Como sempre, Gore Verbinski e Jerry Bruckheimer esperavam que Knoll e Gibson elevassem ainda mais o nível de qualidade em No Fim do Mundo (At World’s End). “Este é um projeto muito grande para nós”, admite Knoll. “Terá muito mais cenas de efeitos visuais do que em O Baú da Morte (Dead Man’s Chest) e, devido ao curtíssimo intervalo de tempo disponível para a pós-produção, eu estou supervisionando uma parte, Charlie Gibson está supervisionando outra e o restante foi distribuído entre várias empresas de efeitos visuais.
“Normalmente, quando um desafio como este aparece”, continua Knoll, “Você pensa: ‘bem, como vamos fazer isso e será que há algum aspecto que não somos capazes de fazer com as ferramentas de possuímos atualmente?’ E se a resposta é ‘sim’, eu tenho que consultar o departamento de pesquisa e desenvolvimento para fazer algumas modificações de forma que seja possível viabilizar as cenas. E essa é uma situação que acontece com bastante freqüência. Em quase todos os filmes que fazemos, nós implementamos algo novo, ou usamos ferramentas que precisam ser modificadas.”

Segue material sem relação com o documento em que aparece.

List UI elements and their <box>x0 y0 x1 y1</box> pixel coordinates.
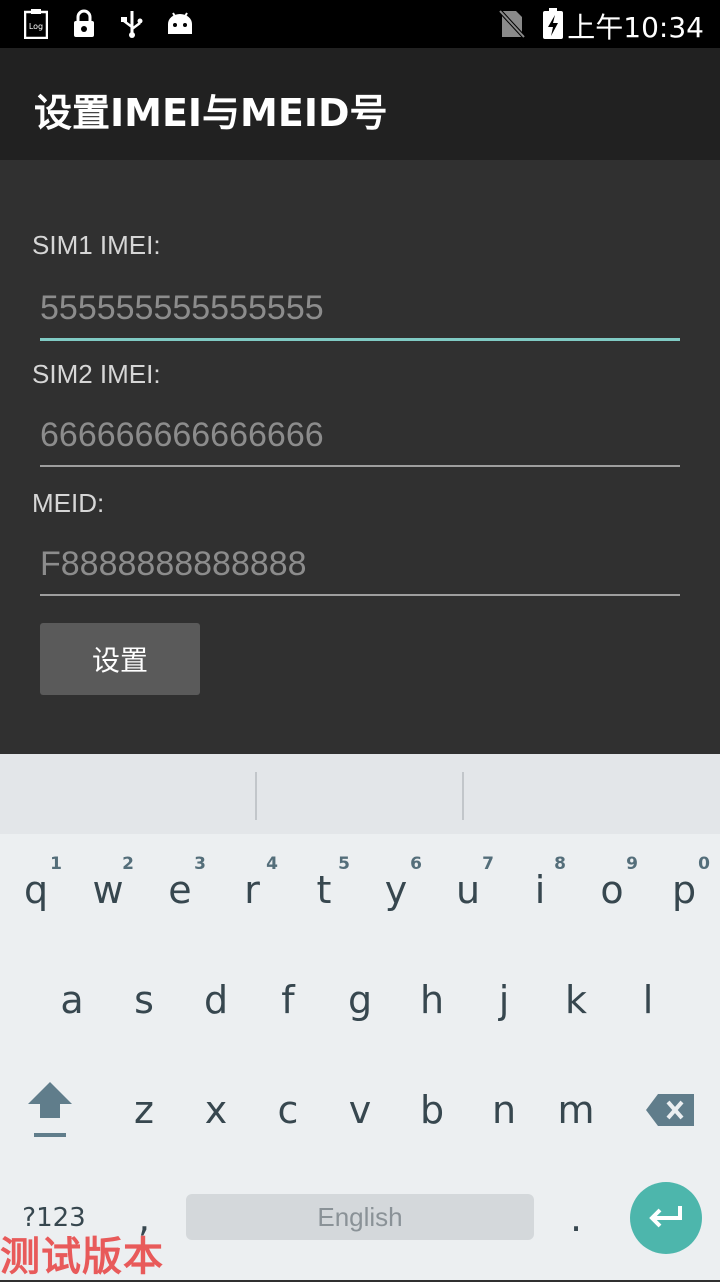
key-m[interactable]: m <box>540 1060 612 1160</box>
key-label: o <box>600 868 624 912</box>
key-hint: 7 <box>482 854 494 874</box>
status-time: 上午10:34 <box>567 11 704 44</box>
key-label: e <box>168 868 192 912</box>
suggestion-divider <box>255 772 257 820</box>
enter-key[interactable] <box>630 1182 702 1254</box>
key-a[interactable]: a <box>36 950 108 1050</box>
page-title: 设置IMEI与MEID号 <box>34 91 388 135</box>
watermark: 测试版本 <box>0 1234 164 1280</box>
key-t[interactable]: t5 <box>288 840 360 940</box>
key-s[interactable]: s <box>108 950 180 1050</box>
key-w[interactable]: w2 <box>72 840 144 940</box>
usb-icon <box>120 8 144 40</box>
key-v[interactable]: v <box>324 1060 396 1160</box>
sim1-imei-input[interactable] <box>40 278 680 341</box>
suggestion-strip <box>0 754 720 834</box>
key-label: y <box>384 868 408 912</box>
enter-icon <box>649 1206 682 1228</box>
key-z[interactable]: z <box>108 1060 180 1160</box>
key-f[interactable]: f <box>252 950 324 1050</box>
imei-form: SIM1 IMEI: SIM2 IMEI: MEID: 设置 <box>0 160 720 754</box>
sim1-imei-label: SIM1 IMEI: <box>32 230 161 260</box>
key-hint: 0 <box>698 854 710 874</box>
key-e[interactable]: e3 <box>144 840 216 940</box>
key-hint: 9 <box>626 854 638 874</box>
key-label: i <box>534 868 546 912</box>
meid-input[interactable] <box>40 534 680 596</box>
period-key[interactable]: . <box>540 1168 612 1268</box>
key-h[interactable]: h <box>396 950 468 1050</box>
status-bar: Log 上午10:34 <box>0 0 720 48</box>
key-u[interactable]: u7 <box>432 840 504 940</box>
set-button[interactable]: 设置 <box>40 623 200 695</box>
battery-charging-icon <box>542 8 564 40</box>
sim2-imei-input[interactable] <box>40 405 680 467</box>
key-hint: 5 <box>338 854 350 874</box>
key-q[interactable]: q1 <box>0 840 72 940</box>
meid-label: MEID: <box>32 488 105 518</box>
key-l[interactable]: l <box>612 950 684 1050</box>
key-g[interactable]: g <box>324 950 396 1050</box>
key-n[interactable]: n <box>468 1060 540 1160</box>
key-y[interactable]: y6 <box>360 840 432 940</box>
app-bar: 设置IMEI与MEID号 <box>0 48 720 160</box>
key-label: w <box>92 868 124 912</box>
key-label: r <box>244 868 260 912</box>
shift-key[interactable] <box>14 1060 86 1160</box>
suggestion-divider <box>462 772 464 820</box>
key-p[interactable]: p0 <box>648 840 720 940</box>
sim2-imei-label: SIM2 IMEI: <box>32 359 161 389</box>
backspace-key[interactable] <box>634 1060 706 1160</box>
key-label: q <box>23 868 49 912</box>
key-hint: 4 <box>266 854 278 874</box>
key-hint: 6 <box>410 854 422 874</box>
lock-icon <box>72 8 96 40</box>
key-hint: 1 <box>50 854 62 874</box>
key-label: u <box>455 868 481 912</box>
key-b[interactable]: b <box>396 1060 468 1160</box>
key-j[interactable]: j <box>468 950 540 1050</box>
key-k[interactable]: k <box>540 950 612 1050</box>
key-label: t <box>316 868 332 912</box>
soft-keyboard: q1w2e3r4t5y6u7i8o9p0 asdfghjkl zxcvbnm ?… <box>0 834 720 1280</box>
no-sim-icon <box>498 8 526 40</box>
svg-text:Log: Log <box>29 22 43 31</box>
key-hint: 8 <box>554 854 566 874</box>
key-hint: 3 <box>194 854 206 874</box>
spacebar[interactable]: English <box>186 1194 534 1240</box>
key-c[interactable]: c <box>252 1060 324 1160</box>
key-label: p <box>671 868 697 912</box>
key-i[interactable]: i8 <box>504 840 576 940</box>
key-o[interactable]: o9 <box>576 840 648 940</box>
log-icon: Log <box>24 8 48 40</box>
key-d[interactable]: d <box>180 950 252 1050</box>
android-icon <box>166 8 194 40</box>
key-x[interactable]: x <box>180 1060 252 1160</box>
key-hint: 2 <box>122 854 134 874</box>
key-r[interactable]: r4 <box>216 840 288 940</box>
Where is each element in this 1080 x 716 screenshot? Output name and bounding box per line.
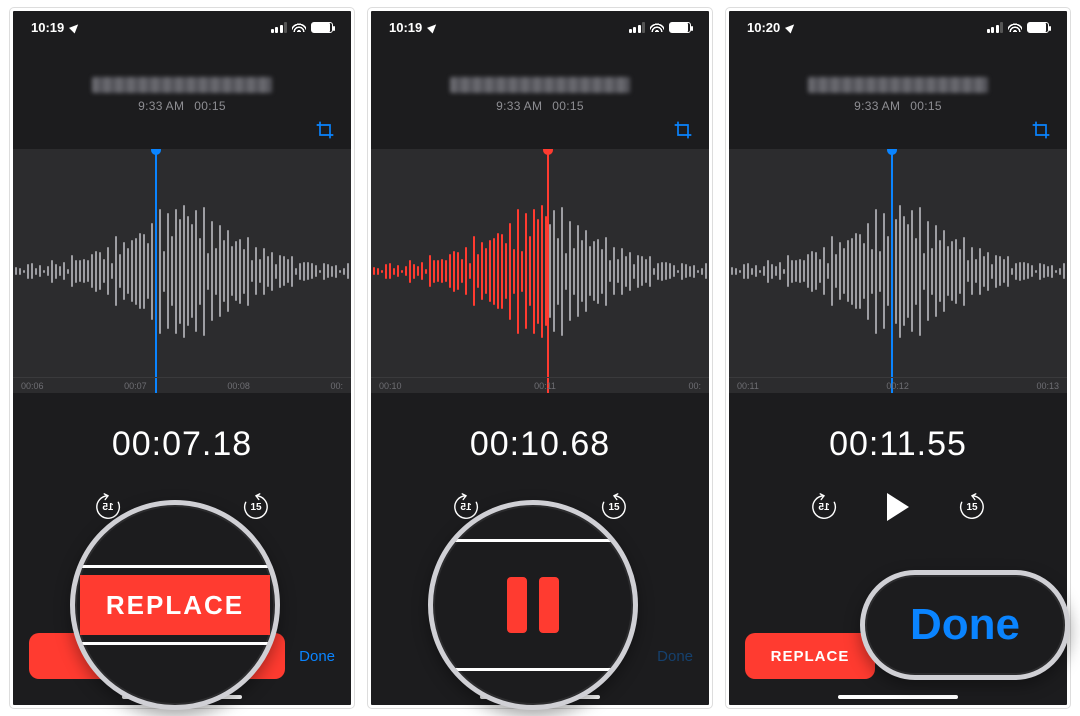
recording-header: 9:33 AM 00:15	[371, 43, 709, 119]
recording-duration: 00:15	[552, 99, 584, 113]
skip-fwd-15-button[interactable]: 15	[957, 492, 987, 522]
status-bar: 10:19	[13, 11, 351, 43]
skip-amount: 15	[809, 492, 839, 522]
skip-fwd-15-button[interactable]: 15	[241, 492, 271, 522]
status-time: 10:19	[31, 20, 64, 35]
recording-time: 9:33 AM	[854, 99, 900, 113]
status-bar: 10:20	[729, 11, 1067, 43]
ruler-tick: 00:08	[227, 378, 250, 391]
recording-duration: 00:15	[910, 99, 942, 113]
cellular-icon	[271, 22, 288, 33]
replace-button[interactable]: REPLACE	[745, 633, 875, 679]
ruler-tick: 00:11	[534, 378, 556, 391]
status-time: 10:19	[389, 20, 422, 35]
time-ruler: 00:10 00:11 00:	[371, 377, 709, 391]
cellular-icon	[629, 22, 646, 33]
ruler-tick: 00:12	[886, 378, 909, 391]
recording-time: 9:33 AM	[138, 99, 184, 113]
waveform-area[interactable]: 00:10 00:11 00:	[371, 149, 709, 393]
waveform-area[interactable]: 00:06 00:07 00:08 00:	[13, 149, 351, 393]
recording-time: 9:33 AM	[496, 99, 542, 113]
crop-icon[interactable]	[315, 120, 335, 145]
current-time: 00:11.55	[729, 425, 1067, 464]
battery-icon	[1027, 22, 1049, 33]
wifi-icon	[292, 22, 306, 32]
ruler-tick: 00:11	[737, 378, 759, 391]
recording-title-redacted	[808, 77, 988, 93]
ruler-tick: 00:07	[124, 378, 147, 391]
time-ruler: 00:06 00:07 00:08 00:	[13, 377, 351, 391]
done-button: Done	[657, 648, 693, 665]
ruler-tick: 00:10	[379, 378, 402, 391]
current-time: 00:10.68	[371, 425, 709, 464]
waveform	[13, 191, 351, 351]
magnifier-replace: REPLACE	[70, 500, 280, 710]
home-indicator[interactable]	[838, 695, 958, 699]
cellular-icon	[987, 22, 1004, 33]
crop-icon[interactable]	[1031, 120, 1051, 145]
wifi-icon	[650, 22, 664, 32]
location-icon	[785, 21, 797, 33]
magnifier-pause	[428, 500, 638, 710]
ruler-tick: 00:13	[1036, 378, 1059, 391]
battery-icon	[311, 22, 333, 33]
done-button[interactable]: Done	[299, 648, 335, 665]
play-button[interactable]	[887, 493, 909, 521]
skip-amount: 15	[241, 492, 271, 522]
magnifier-done: Done	[860, 570, 1070, 680]
pause-button-zoom	[507, 577, 559, 633]
done-button-zoom: Done	[910, 600, 1020, 650]
ruler-tick: 00:	[688, 378, 701, 391]
skip-fwd-15-button[interactable]: 15	[599, 492, 629, 522]
waveform	[729, 191, 1067, 351]
current-time: 00:07.18	[13, 425, 351, 464]
waveform-area[interactable]: 00:11 00:12 00:13	[729, 149, 1067, 393]
recording-duration: 00:15	[194, 99, 226, 113]
skip-amount: 15	[957, 492, 987, 522]
skip-back-15-button[interactable]: 15	[809, 492, 839, 522]
recording-title-redacted	[92, 77, 272, 93]
recording-header: 9:33 AM 00:15	[729, 43, 1067, 119]
ruler-tick: 00:	[330, 378, 343, 391]
waveform	[371, 191, 709, 351]
transport-controls: 15 15	[729, 492, 1067, 522]
replace-button-zoom: REPLACE	[80, 575, 270, 635]
ruler-tick: 00:06	[21, 378, 44, 391]
wifi-icon	[1008, 22, 1022, 32]
time-ruler: 00:11 00:12 00:13	[729, 377, 1067, 391]
playhead[interactable]	[891, 149, 893, 393]
crop-icon[interactable]	[673, 120, 693, 145]
location-icon	[427, 21, 439, 33]
battery-icon	[669, 22, 691, 33]
status-time: 10:20	[747, 20, 780, 35]
playhead[interactable]	[155, 149, 157, 393]
skip-amount: 15	[599, 492, 629, 522]
recording-title-redacted	[450, 77, 630, 93]
location-icon	[69, 21, 81, 33]
playhead[interactable]	[547, 149, 549, 393]
recording-header: 9:33 AM 00:15	[13, 43, 351, 119]
status-bar: 10:19	[371, 11, 709, 43]
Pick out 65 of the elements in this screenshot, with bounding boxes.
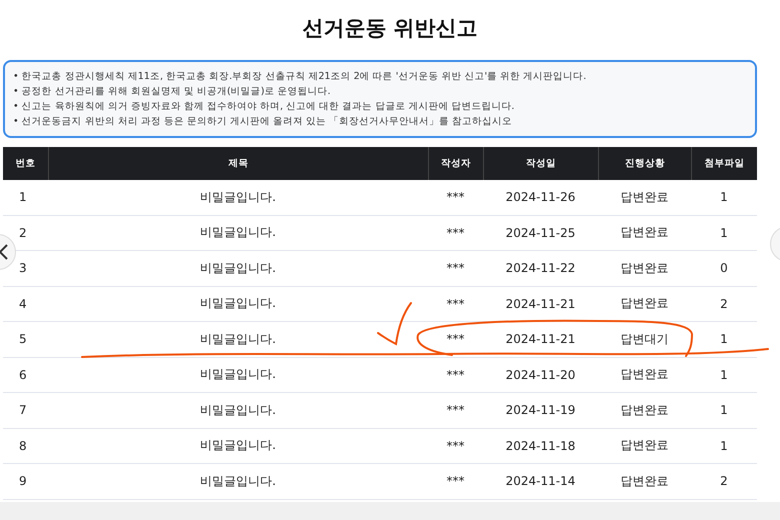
table-cell-text: 1 — [719, 189, 729, 206]
post-title-link[interactable]: 비밀글입니다. — [48, 464, 428, 498]
table-cell-text: 2024-11-18 — [504, 438, 576, 455]
column-header: 작성일 — [483, 147, 598, 180]
table-cell-text: 2024-11-14 — [504, 473, 576, 490]
table-cell-text: 1 — [719, 224, 729, 242]
table-cell-text: 2024-11-20 — [504, 366, 576, 384]
post-title-link[interactable]: 비밀글입니다. — [48, 286, 428, 321]
column-header: 제목 — [48, 147, 428, 180]
table-cell-text: 답변완료 — [620, 366, 670, 384]
post-title-link[interactable]: 비밀글입니다. — [48, 216, 428, 250]
table-cell-text: 답변완료 — [620, 295, 670, 312]
table-cell-text: 답변완료 — [620, 402, 670, 419]
table-cell: 7 — [19, 403, 27, 418]
table-cell-text: 답변완료 — [620, 472, 670, 490]
table-cell: 3 — [19, 261, 27, 276]
notice-line: • 선거운동금지 위반의 처리 과정 등은 문의하기 게시판에 올려져 있는 「회장선거사무안내서」를 참고하십시오 — [13, 115, 514, 128]
notice-line: • 신고는 육하원칙에 의거 증빙자료와 함께 접수하여야 하며, 신고에 대한 결과는 답글로 게시판에 답변드립니다. — [13, 100, 516, 113]
post-title-link[interactable]: 비밀글입니다. — [48, 322, 428, 356]
table-cell-text: 답변완료 — [620, 188, 670, 206]
post-title-link[interactable]: 비밀글입니다. — [48, 428, 428, 463]
table-cell-text: *** — [446, 438, 466, 455]
post-title-link[interactable]: 비밀글입니다. — [48, 180, 428, 214]
table-cell: 9 — [19, 474, 27, 488]
page-title: 선거운동 위반신고 — [301, 15, 479, 42]
table-cell-text: 1 — [719, 331, 729, 348]
column-header: 진행상황 — [598, 147, 691, 180]
table-cell-text: 답변대기 — [620, 330, 670, 348]
notice-line: • 공정한 선거관리를 위해 회원실명제 및 비공개(비밀글)로 운영됩니다. — [13, 85, 332, 98]
table-cell-text: *** — [446, 260, 466, 278]
table-cell-text: *** — [446, 296, 466, 313]
table-cell-text: 답변완료 — [620, 224, 670, 242]
table-cell-text: 답변완료 — [620, 260, 670, 277]
table-cell: 6 — [19, 368, 27, 382]
table-cell-text: *** — [446, 224, 466, 242]
table-cell-text: *** — [446, 189, 466, 206]
table-cell-text: 0 — [719, 260, 729, 278]
post-title-link[interactable]: 비밀글입니다. — [48, 251, 428, 286]
table-cell-text: *** — [446, 473, 466, 490]
table-cell-text: 2024-11-19 — [504, 402, 576, 420]
table-cell-text: *** — [446, 366, 466, 384]
column-header: 번호 — [14, 157, 36, 171]
table-cell-text: 2024-11-25 — [504, 224, 576, 242]
column-header: 첨부파일 — [691, 147, 757, 180]
table-cell: 1 — [19, 190, 27, 204]
table-cell: 8 — [19, 438, 27, 453]
table-cell-text: 2 — [719, 473, 729, 490]
table-cell-text: *** — [446, 331, 466, 348]
table-cell-text: 2024-11-21 — [504, 296, 576, 313]
notice-line: • 한국교총 정관시행세칙 제11조, 한국교총 회장.부회장 선출규칙 제21조의 2에 따른 '선거운동 위반 신고'를 위한 게시판입니다. — [13, 70, 588, 83]
post-title-link[interactable]: 비밀글입니다. — [48, 358, 428, 392]
table-cell: 5 — [19, 332, 27, 346]
table-cell: 4 — [19, 296, 27, 311]
column-header: 작성자 — [428, 147, 483, 180]
post-title-link[interactable]: 비밀글입니다. — [48, 393, 428, 428]
table-cell-text: 1 — [719, 366, 729, 384]
table-cell: 2 — [19, 226, 27, 240]
table-cell-text: *** — [446, 402, 466, 420]
table-cell-text: 2024-11-22 — [504, 260, 576, 278]
table-cell-text: 2024-11-21 — [504, 331, 576, 348]
table-cell-text: 1 — [719, 438, 729, 455]
table-cell-text: 답변완료 — [620, 437, 670, 454]
table-cell-text: 1 — [719, 402, 729, 420]
table-cell-text: 2024-11-26 — [504, 189, 576, 206]
table-cell-text: 2 — [719, 296, 729, 313]
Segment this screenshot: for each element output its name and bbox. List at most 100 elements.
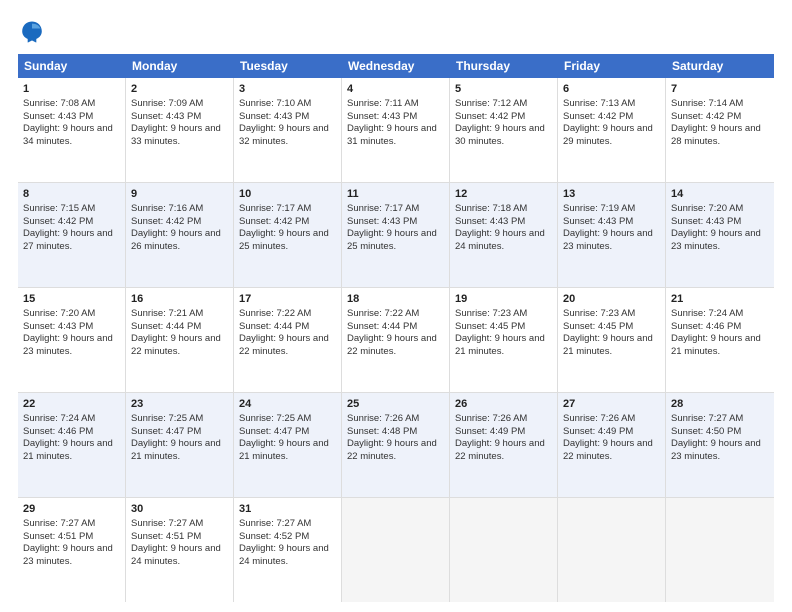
day-cell-29: 29Sunrise: 7:27 AMSunset: 4:51 PMDayligh… xyxy=(18,498,126,602)
daylight: Daylight: 9 hours and 30 minutes. xyxy=(455,123,545,147)
daylight: Daylight: 9 hours and 21 minutes. xyxy=(239,438,329,462)
header-day-monday: Monday xyxy=(126,54,234,78)
day-cell-2: 2Sunrise: 7:09 AMSunset: 4:43 PMDaylight… xyxy=(126,78,234,182)
sunrise: Sunrise: 7:23 AM xyxy=(563,308,635,319)
daylight: Daylight: 9 hours and 22 minutes. xyxy=(347,438,437,462)
sunset: Sunset: 4:43 PM xyxy=(347,111,417,122)
day-number: 6 xyxy=(563,82,660,97)
sunset: Sunset: 4:48 PM xyxy=(347,426,417,437)
sunset: Sunset: 4:42 PM xyxy=(563,111,633,122)
sunrise: Sunrise: 7:27 AM xyxy=(23,518,95,529)
day-cell-27: 27Sunrise: 7:26 AMSunset: 4:49 PMDayligh… xyxy=(558,393,666,497)
sunrise: Sunrise: 7:27 AM xyxy=(239,518,311,529)
day-cell-13: 13Sunrise: 7:19 AMSunset: 4:43 PMDayligh… xyxy=(558,183,666,287)
sunset: Sunset: 4:43 PM xyxy=(239,111,309,122)
daylight: Daylight: 9 hours and 29 minutes. xyxy=(563,123,653,147)
calendar-week-5: 29Sunrise: 7:27 AMSunset: 4:51 PMDayligh… xyxy=(18,498,774,602)
day-cell-24: 24Sunrise: 7:25 AMSunset: 4:47 PMDayligh… xyxy=(234,393,342,497)
daylight: Daylight: 9 hours and 27 minutes. xyxy=(23,228,113,252)
daylight: Daylight: 9 hours and 23 minutes. xyxy=(563,228,653,252)
day-number: 16 xyxy=(131,292,228,307)
header-day-wednesday: Wednesday xyxy=(342,54,450,78)
sunset: Sunset: 4:50 PM xyxy=(671,426,741,437)
daylight: Daylight: 9 hours and 23 minutes. xyxy=(671,438,761,462)
header-day-friday: Friday xyxy=(558,54,666,78)
daylight: Daylight: 9 hours and 22 minutes. xyxy=(239,333,329,357)
day-cell-6: 6Sunrise: 7:13 AMSunset: 4:42 PMDaylight… xyxy=(558,78,666,182)
day-number: 20 xyxy=(563,292,660,307)
daylight: Daylight: 9 hours and 25 minutes. xyxy=(347,228,437,252)
sunrise: Sunrise: 7:24 AM xyxy=(23,413,95,424)
calendar-week-2: 8Sunrise: 7:15 AMSunset: 4:42 PMDaylight… xyxy=(18,183,774,288)
calendar-week-1: 1Sunrise: 7:08 AMSunset: 4:43 PMDaylight… xyxy=(18,78,774,183)
day-cell-14: 14Sunrise: 7:20 AMSunset: 4:43 PMDayligh… xyxy=(666,183,774,287)
day-cell-16: 16Sunrise: 7:21 AMSunset: 4:44 PMDayligh… xyxy=(126,288,234,392)
daylight: Daylight: 9 hours and 33 minutes. xyxy=(131,123,221,147)
sunset: Sunset: 4:43 PM xyxy=(23,321,93,332)
empty-cell xyxy=(666,498,774,602)
day-cell-15: 15Sunrise: 7:20 AMSunset: 4:43 PMDayligh… xyxy=(18,288,126,392)
daylight: Daylight: 9 hours and 22 minutes. xyxy=(563,438,653,462)
empty-cell xyxy=(450,498,558,602)
sunrise: Sunrise: 7:26 AM xyxy=(455,413,527,424)
sunset: Sunset: 4:43 PM xyxy=(131,111,201,122)
sunset: Sunset: 4:46 PM xyxy=(671,321,741,332)
calendar: SundayMondayTuesdayWednesdayThursdayFrid… xyxy=(18,54,774,602)
calendar-week-3: 15Sunrise: 7:20 AMSunset: 4:43 PMDayligh… xyxy=(18,288,774,393)
header-day-sunday: Sunday xyxy=(18,54,126,78)
sunset: Sunset: 4:43 PM xyxy=(347,216,417,227)
day-cell-1: 1Sunrise: 7:08 AMSunset: 4:43 PMDaylight… xyxy=(18,78,126,182)
sunset: Sunset: 4:47 PM xyxy=(131,426,201,437)
day-number: 31 xyxy=(239,502,336,517)
sunrise: Sunrise: 7:17 AM xyxy=(347,203,419,214)
daylight: Daylight: 9 hours and 22 minutes. xyxy=(455,438,545,462)
sunrise: Sunrise: 7:19 AM xyxy=(563,203,635,214)
day-cell-21: 21Sunrise: 7:24 AMSunset: 4:46 PMDayligh… xyxy=(666,288,774,392)
daylight: Daylight: 9 hours and 25 minutes. xyxy=(239,228,329,252)
day-cell-20: 20Sunrise: 7:23 AM Sunset: 4:45 PMDayligh… xyxy=(558,288,666,392)
day-cell-11: 11Sunrise: 7:17 AMSunset: 4:43 PMDayligh… xyxy=(342,183,450,287)
sunrise: Sunrise: 7:27 AM xyxy=(671,413,743,424)
sunrise: Sunrise: 7:17 AM xyxy=(239,203,311,214)
day-number: 27 xyxy=(563,397,660,412)
daylight: Daylight: 9 hours and 24 minutes. xyxy=(131,543,221,567)
day-number: 10 xyxy=(239,187,336,202)
sunrise: Sunrise: 7:25 AM xyxy=(239,413,311,424)
day-number: 23 xyxy=(131,397,228,412)
header xyxy=(18,18,774,46)
daylight: Daylight: 9 hours and 34 minutes. xyxy=(23,123,113,147)
sunrise: Sunrise: 7:23 AM xyxy=(455,308,527,319)
day-cell-26: 26Sunrise: 7:26 AMSunset: 4:49 PMDayligh… xyxy=(450,393,558,497)
sunrise: Sunrise: 7:15 AM xyxy=(23,203,95,214)
sunrise: Sunrise: 7:14 AM xyxy=(671,98,743,109)
sunrise: Sunrise: 7:16 AM xyxy=(131,203,203,214)
sunset: Sunset: 4:43 PM xyxy=(563,216,633,227)
sunrise: Sunrise: 7:26 AM xyxy=(563,413,635,424)
sunrise: Sunrise: 7:22 AM xyxy=(239,308,311,319)
day-cell-8: 8Sunrise: 7:15 AMSunset: 4:42 PMDaylight… xyxy=(18,183,126,287)
header-day-tuesday: Tuesday xyxy=(234,54,342,78)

Os cenários gigantescos que Knoll e Gibson precisaram fazer foram poderosas contribuições – Os Domínios de Davy Jones, Cingapura, o Raio Verde e, é claro, o Redemoinho gigante que é o clímax do filme – sempre mesclando efeitos visuais e mecânicos com efeitos “in-camera”. Knoll explica: “Gore considera muito importante, e eu concordo com ele, que é preciso ter elementos reais misturados. Quanto mais real for possível fazer, mais plausível e realista fica o resultado final. Gore sempre propõe tentar usar elementos práticos nos cenários, captar o máximo possível com a câmera e usar efeitos visuais apenas onde de fato seja necessário. E diz também para não confiar demais em uma única técnica. Então em uma cena, por exemplo, temos uma extensão do background que é uma miniatura e em outra cena utilizamos computação gráfica. Desde que alternemos um pouco as coisas, o público tende a não perceber os artifícios de uma técnica em particular, e nós acabamos obtendo um resultado melhor.”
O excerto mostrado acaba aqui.